L’enseignement supérieur délocalisé dope vraisemblablement les neurones locaux. Obtenir un MBA ou un HEC at home est une excellente chose. Hélas, les bonnes résolutions finissent par fléchir au moment où les pouvoirs publics ont décidé d’y mettre brusquement un terme définitif. Non sans édicter des mesures transitoires permettant aux étudiants déjà inscrits d’achever leur cursus. Seulement, au moment de la régularisation administrative, certains passent et d’autres restent sur le carreau.
Décidément,
Encore faudrait-il, comme le disait Jean de La Fontaine, que “les petits pâtissent toujours des sottises des grands” ? Le processus de décision administrative est suffisamment grave pour qu’il soit traité selon l’humeur, dans la précipitation, selon les “directives” ou “interférences” ou à la tête du client ?
Une intelligentsia victime de préjudice
Citons le cas des lauréats membres de l’Association des lauréats et étudiants de l’université du Québec qui s’insurgent contre cet état de fait préjudiciable : “nous comprenons très bien que le gouvernement marocain décide, en application de sa stratégie dans le domaine de l’enseignement, de mettre fin à la délocalisation.
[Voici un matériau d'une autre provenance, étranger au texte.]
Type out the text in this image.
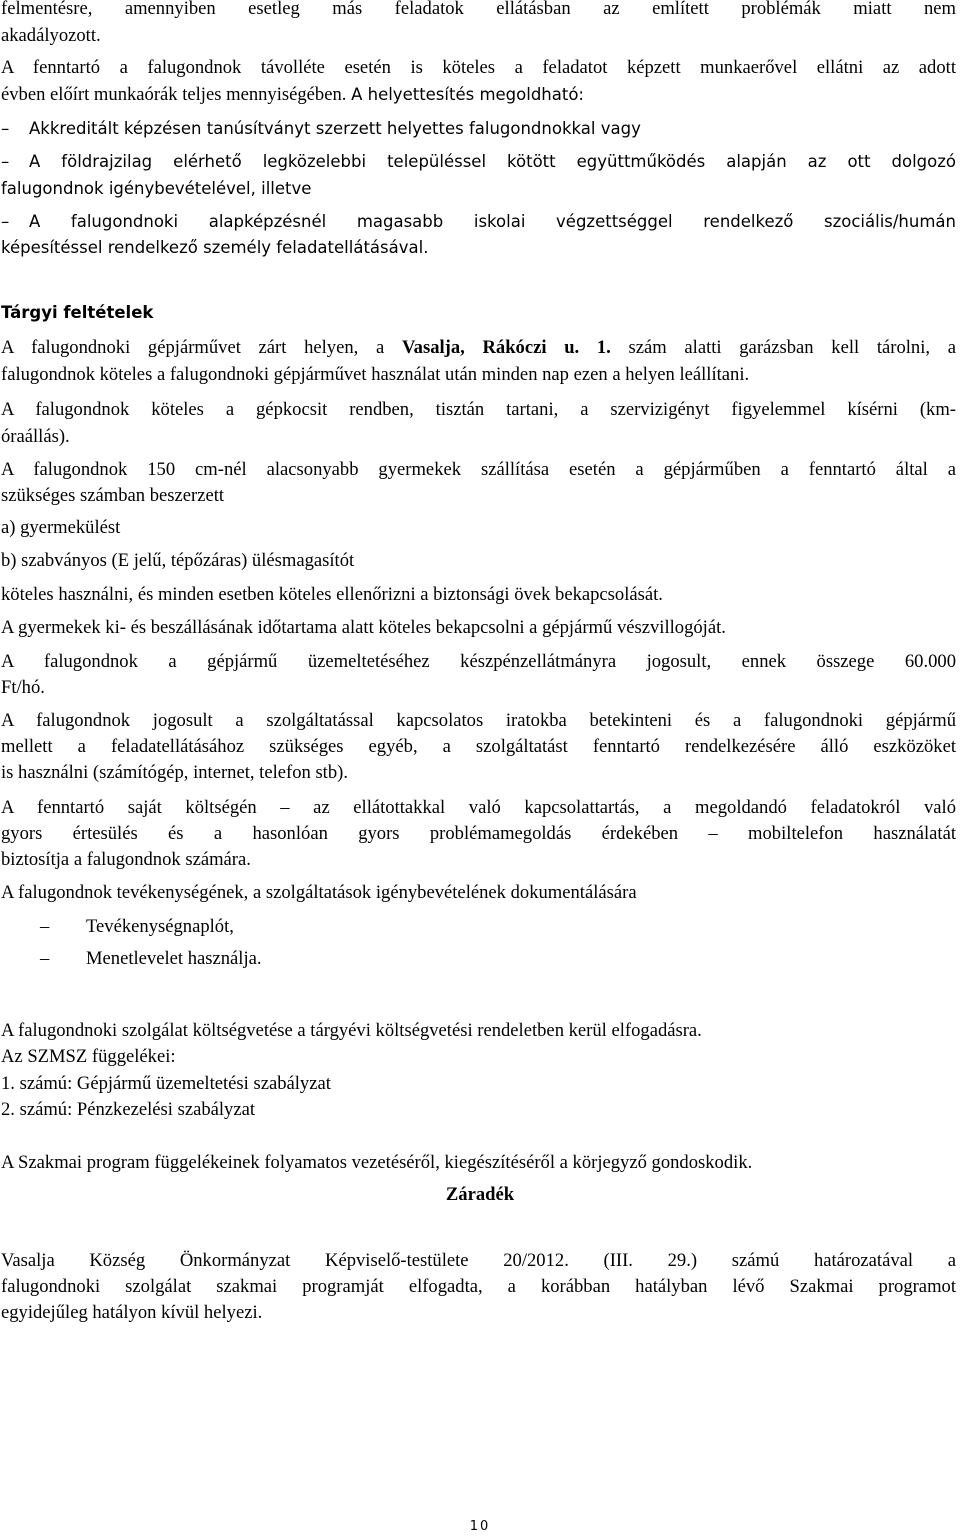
felmentésre, amennyiben esetleg más feladatok ellátásban az említett problémák miatt nem
akadályozott.
A fenntartó a falugondnok távolléte esetén is köteles a feladatot képzett munkaerővel ellátni az adott
évben előírt munkaórák teljes mennyiségében. A helyettesítés megoldható:
– Akkreditált képzésen tanúsítványt szerzett helyettes falugondnokkal vagy
– A földrajzilag elérhető legközelebbi településsel kötött együttműködés alapján az ott dolgozó
falugondnok igénybevételével, illetve
– A falugondnoki alapképzésnél magasabb iskolai végzettséggel rendelkező szociális/humán
képesítéssel rendelkező személy feladatellátásával.
Tárgyi feltételek
A falugondnoki gépjárművet zárt helyen, a Vasalja, Rákóczi u. 1. szám alatti garázsban kell tárolni, a
falugondnok köteles a falugondnoki gépjárművet használat után minden nap ezen a helyen leállítani.
A falugondnok köteles a gépkocsit rendben, tisztán tartani, a szervizigényt figyelemmel kísérni (km-
óraállás).
A falugondnok 150 cm-nél alacsonyabb gyermekek szállítása esetén a gépjárműben a fenntartó által a
szükséges számban beszerzett
a) gyermekülést
b) szabványos (E jelű, tépőzáras) ülésmagasítót
köteles használni, és minden esetben köteles ellenőrizni a biztonsági övek bekapcsolását.
A gyermekek ki- és beszállásának időtartama alatt köteles bekapcsolni a gépjármű vészvillogóját.
A falugondnok a gépjármű üzemeltetéséhez készpénzellátmányra jogosult, ennek összege 60.000
Ft/hó.
A falugondnok jogosult a szolgáltatással kapcsolatos iratokba betekinteni és a falugondnoki gépjármű
mellett a feladatellátásához szükséges egyéb, a szolgáltatást fenntartó rendelkezésére álló eszközöket
is használni (számítógép, internet, telefon stb).
A fenntartó saját költségén – az ellátottakkal való kapcsolattartás, a megoldandó feladatokról való
gyors értesülés és a hasonlóan gyors problémamegoldás érdekében – mobiltelefon használatát
biztosítja a falugondnok számára.
A falugondnok tevékenységének, a szolgáltatások igénybevételének dokumentálására
– Tevékenységnaplót,
– Menetlevelet használja.
A falugondnoki szolgálat költségvetése a tárgyévi költségvetési rendeletben kerül elfogadásra.
Az SZMSZ függelékei:
1. számú: Gépjármű üzemeltetési szabályzat
2. számú: Pénzkezelési szabályzat
A Szakmai program függelékeinek folyamatos vezetéséről, kiegészítéséről a körjegyző gondoskodik.
Záradék
Vasalja Község Önkormányzat Képviselő-testülete 20/2012. (III. 29.) számú határozatával a
falugondnoki szolgálat szakmai programját elfogadta, a korábban hatályban lévő Szakmai programot
egyidejűleg hatályon kívül helyezi.
10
Mais nous ne comprenons pas qu’une telle décision ait un effet rétroactif et porte préjudice à des personnes qui ont préparé ces diplômes alors qu’ils y étaient autorisés par l’Etat”. Exposé des faits. Le Département de l’Enseignement supérieur et de la recherche scientifique a promulgué, en date du 7 août 2001, une circulaire portant cessation de la délocalisation des diplômes étrangers en accordant un “sursis” aux étudiants déjà inscrits de poursuivre leur cursus jusqu’au 31 décembre 2003.
En outre, conformément à l’Arrêté ministériel du 15 avril 1997, la Fonction publique procédait systématiquement au reclassement administratif des titulaires “sans objection aucune”.
Néanmoins, le CED du ministère des Finances a bloqué, entre temps, les visas des arrêtés de reclassement tandis que le ministère des Affaires administratives continuait à accepter les dossiers des titulaires et à signer les documents de régularisation et d’intégration du grade administratif correspondant. Mais ce n’est que la partie cachée de l’iceberg car, en réalité, selon des sources insistantes, le CED a procédé à la régularisation “discrète” de certains “délocalisés privilégié” au détriment d’autres postulants.
Des cas pareils ont été entérinés, selon l’Association, en date du 11 décembre 2002 et du 20 mars 2003. Les réactions de dépit n’ont pas tardé à se manifester dans les rangs des victimes expiatoires : “ceci démontre qu’aux yeux du ministère de la Modernisation des secteurs publics et du CED, tous les citoyens ne sont pas égaux devant la loi et qu’il existe des personnes plus citoyennes que d’autres”.
Le laxisme à l’heure des réformes est un anachronisme. Entre-temps, la fine fleur de notre intelligentsia nationale se retrouve boudée et snobée par ceux qui font et défont les lois, pis encore, par ceux qui ne respectent même pas leurs propres engagements en “décrétant” la chose et son contraire.
Et persistent à sévir impunément dans les “coulisses” de l’administration de la Fonction publique. Ceux qui font fi, d’un revers de la main, des “énormes sacrifices et des investissements colossaux en temps, en énergie et en moyens financiers pour acquérir un savoir-faire dont l’Administration a grand besoin aujourd’hui”.
La moindre des politesses, répliquent les victimes, consiste à rétablir les plaignants dans leurs droits et de “lever le plus tôt possible le préjudice qui leur est infligé depuis bientôt déjà ans”.
En attendant de faire tout l’éclairage sur la question, il serait beaucoup plus logique et compréhensible que le gouvernement opte pour la régularisation des dossiers de titulaires de diplômes délocalisés inscrits avant la date butoir fixée par ladite circulaire.